1906: In Louisville, Adath Israel Temple dedicated its third congregational home. The building was designed by architects Kenneth McDonald and J.F. Sheblessy and was commonly known as the “Third Street Synagogue.” Following it merger with Brith Sholom in 1976, the congregation took the name Congregation Adath Israel Brith Sholom

1911: Birthdate of Marion Levy who gained fame as the actress Paulette Goddard known for playing opposite Charlie Chaplin in "The Great Dictator." 1912: Aviation pioneer and Adas Israel congregant, Arthur Welsh prepares for a two-hour test of the Wright military planes.
1913: In Manhattan, Abraham and Ida Krim gave birth to Norman Bernard Krim “an electronics visionary who played a pivotal role in the industry’s transition from the bulky electron vacuum tube, which once lined the innards of radios and televisions, to the tiny, far more powerful transistor…He , did not invent the transistor…but he saw the device’s potential and persuaded his company to begin manufacturing it on a mass scale…” (As reported by Dennis Hevesi)

1916: The British and French declare a state of siege in Salonica and remove all Greeks from official posts due to the possibility they were pro-German.
1917: Following reports of a German bombing raid conducted for the first time by bombers instead of Zeppelin that killed 95 and injured 192, “Albert Einstein wrote a friend in Holland, ‘The ancient Jehovah is still abroad.  Alas he slays the innocent along with the guilty, whom he strikes so fearsomely blind that they can feel no sense of guilt.’”
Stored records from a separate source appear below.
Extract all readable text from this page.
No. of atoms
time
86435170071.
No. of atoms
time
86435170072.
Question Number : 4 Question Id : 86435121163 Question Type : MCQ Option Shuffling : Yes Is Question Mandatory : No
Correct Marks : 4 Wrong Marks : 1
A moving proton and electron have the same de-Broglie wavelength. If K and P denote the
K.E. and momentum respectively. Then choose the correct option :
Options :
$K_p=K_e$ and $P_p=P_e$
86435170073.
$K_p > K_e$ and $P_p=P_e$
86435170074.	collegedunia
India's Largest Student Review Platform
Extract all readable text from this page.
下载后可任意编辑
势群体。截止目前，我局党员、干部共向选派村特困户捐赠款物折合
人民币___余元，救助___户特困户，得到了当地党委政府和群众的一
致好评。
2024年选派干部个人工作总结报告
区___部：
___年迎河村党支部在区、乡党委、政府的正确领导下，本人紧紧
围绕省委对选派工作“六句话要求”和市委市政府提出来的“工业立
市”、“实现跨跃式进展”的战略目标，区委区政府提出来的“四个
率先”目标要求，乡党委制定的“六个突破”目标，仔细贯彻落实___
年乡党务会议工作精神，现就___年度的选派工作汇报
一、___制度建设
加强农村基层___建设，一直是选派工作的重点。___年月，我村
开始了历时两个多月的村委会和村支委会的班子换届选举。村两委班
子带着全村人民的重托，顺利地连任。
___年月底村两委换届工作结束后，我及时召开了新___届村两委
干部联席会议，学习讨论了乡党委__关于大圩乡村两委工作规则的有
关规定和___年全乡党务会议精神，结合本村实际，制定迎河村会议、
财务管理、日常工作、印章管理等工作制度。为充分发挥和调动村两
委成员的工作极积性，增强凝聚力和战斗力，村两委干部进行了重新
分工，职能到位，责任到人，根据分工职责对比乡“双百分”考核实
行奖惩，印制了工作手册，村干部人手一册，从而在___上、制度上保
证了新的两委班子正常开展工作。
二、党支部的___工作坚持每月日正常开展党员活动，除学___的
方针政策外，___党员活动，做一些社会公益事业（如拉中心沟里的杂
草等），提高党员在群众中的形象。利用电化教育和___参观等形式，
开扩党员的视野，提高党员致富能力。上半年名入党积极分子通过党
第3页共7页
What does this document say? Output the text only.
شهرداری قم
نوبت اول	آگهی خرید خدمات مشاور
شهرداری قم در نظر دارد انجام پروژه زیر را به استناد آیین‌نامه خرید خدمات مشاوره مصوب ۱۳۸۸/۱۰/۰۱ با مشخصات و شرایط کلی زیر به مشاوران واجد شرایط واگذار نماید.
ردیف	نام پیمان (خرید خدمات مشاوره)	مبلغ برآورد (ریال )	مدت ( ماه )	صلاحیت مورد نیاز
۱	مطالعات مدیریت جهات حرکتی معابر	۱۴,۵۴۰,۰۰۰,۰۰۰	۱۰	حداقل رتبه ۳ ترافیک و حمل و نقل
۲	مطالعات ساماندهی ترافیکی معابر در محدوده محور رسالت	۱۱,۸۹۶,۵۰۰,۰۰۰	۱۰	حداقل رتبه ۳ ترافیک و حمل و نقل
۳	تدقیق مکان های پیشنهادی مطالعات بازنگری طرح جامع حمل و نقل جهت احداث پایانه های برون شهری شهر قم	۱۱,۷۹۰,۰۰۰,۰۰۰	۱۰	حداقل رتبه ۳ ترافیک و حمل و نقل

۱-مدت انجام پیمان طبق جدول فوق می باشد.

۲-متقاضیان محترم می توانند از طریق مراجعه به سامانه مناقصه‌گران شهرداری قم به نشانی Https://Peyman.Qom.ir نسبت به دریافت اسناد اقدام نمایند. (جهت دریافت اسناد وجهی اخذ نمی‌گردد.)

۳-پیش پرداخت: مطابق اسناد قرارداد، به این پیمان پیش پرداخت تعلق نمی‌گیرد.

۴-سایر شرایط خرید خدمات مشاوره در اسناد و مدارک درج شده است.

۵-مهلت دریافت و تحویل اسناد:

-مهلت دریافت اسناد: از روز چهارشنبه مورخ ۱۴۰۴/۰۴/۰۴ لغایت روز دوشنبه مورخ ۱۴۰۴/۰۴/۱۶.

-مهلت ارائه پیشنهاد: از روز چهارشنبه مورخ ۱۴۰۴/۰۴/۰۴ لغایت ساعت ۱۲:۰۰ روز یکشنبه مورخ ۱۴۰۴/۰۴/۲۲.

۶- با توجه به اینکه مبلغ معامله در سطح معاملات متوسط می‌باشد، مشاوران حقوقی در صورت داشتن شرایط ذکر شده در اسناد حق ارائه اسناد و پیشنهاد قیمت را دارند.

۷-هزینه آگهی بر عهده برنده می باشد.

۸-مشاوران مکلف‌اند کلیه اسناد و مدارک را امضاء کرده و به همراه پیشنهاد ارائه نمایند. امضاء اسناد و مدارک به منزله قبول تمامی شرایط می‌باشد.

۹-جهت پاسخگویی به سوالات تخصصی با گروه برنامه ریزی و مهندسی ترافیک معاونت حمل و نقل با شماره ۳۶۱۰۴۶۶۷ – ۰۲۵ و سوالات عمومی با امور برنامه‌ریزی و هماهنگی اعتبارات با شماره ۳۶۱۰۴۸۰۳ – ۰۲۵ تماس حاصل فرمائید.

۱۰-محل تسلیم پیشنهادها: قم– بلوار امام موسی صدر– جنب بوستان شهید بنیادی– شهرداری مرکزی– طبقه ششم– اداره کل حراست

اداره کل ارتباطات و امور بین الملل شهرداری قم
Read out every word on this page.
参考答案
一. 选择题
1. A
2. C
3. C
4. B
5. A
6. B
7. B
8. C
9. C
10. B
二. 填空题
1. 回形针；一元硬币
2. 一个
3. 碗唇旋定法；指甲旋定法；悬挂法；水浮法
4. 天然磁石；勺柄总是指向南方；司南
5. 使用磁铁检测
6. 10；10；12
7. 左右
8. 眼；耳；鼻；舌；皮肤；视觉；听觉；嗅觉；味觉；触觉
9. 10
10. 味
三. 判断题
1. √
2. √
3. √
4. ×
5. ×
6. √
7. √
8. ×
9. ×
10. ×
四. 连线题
1917: The Young Men's and Young Women's Hebrew Association of Camden, New Jersey purchased 572 and 574 Walnut Street from Smith C. Moore and his wife Elizabeth, for the sum of $4,000 as recorded in Camden County's real estate records, Book 418, pages 296 and 297. On the same the Young Men's and Young Women's Hebrew Association of Camden, New Jersey purchased 570 Walnut Street from Joseph F. and Mary C. Marck for $2100, as recorded in Camden County's real estate records, Book 418, pages 297 and 298.
1921: On the King’s Birthday, Sir Herbert Samuel, the High Commissioner for Palestinemade the first official interpretation of the Balfour Declaration, assuring the Arabs that immigration would be controlled according to the "economic absorptive capacity" of the country - and in fact suspended immigration, though only temporarily.  In describing the impact of the speech to Winston Churchill at the end of the month, Samuel said the Jewish population viewed the speech as a “severe set-back” to their aspirations and that it made them feel “very nervous and apprehensive.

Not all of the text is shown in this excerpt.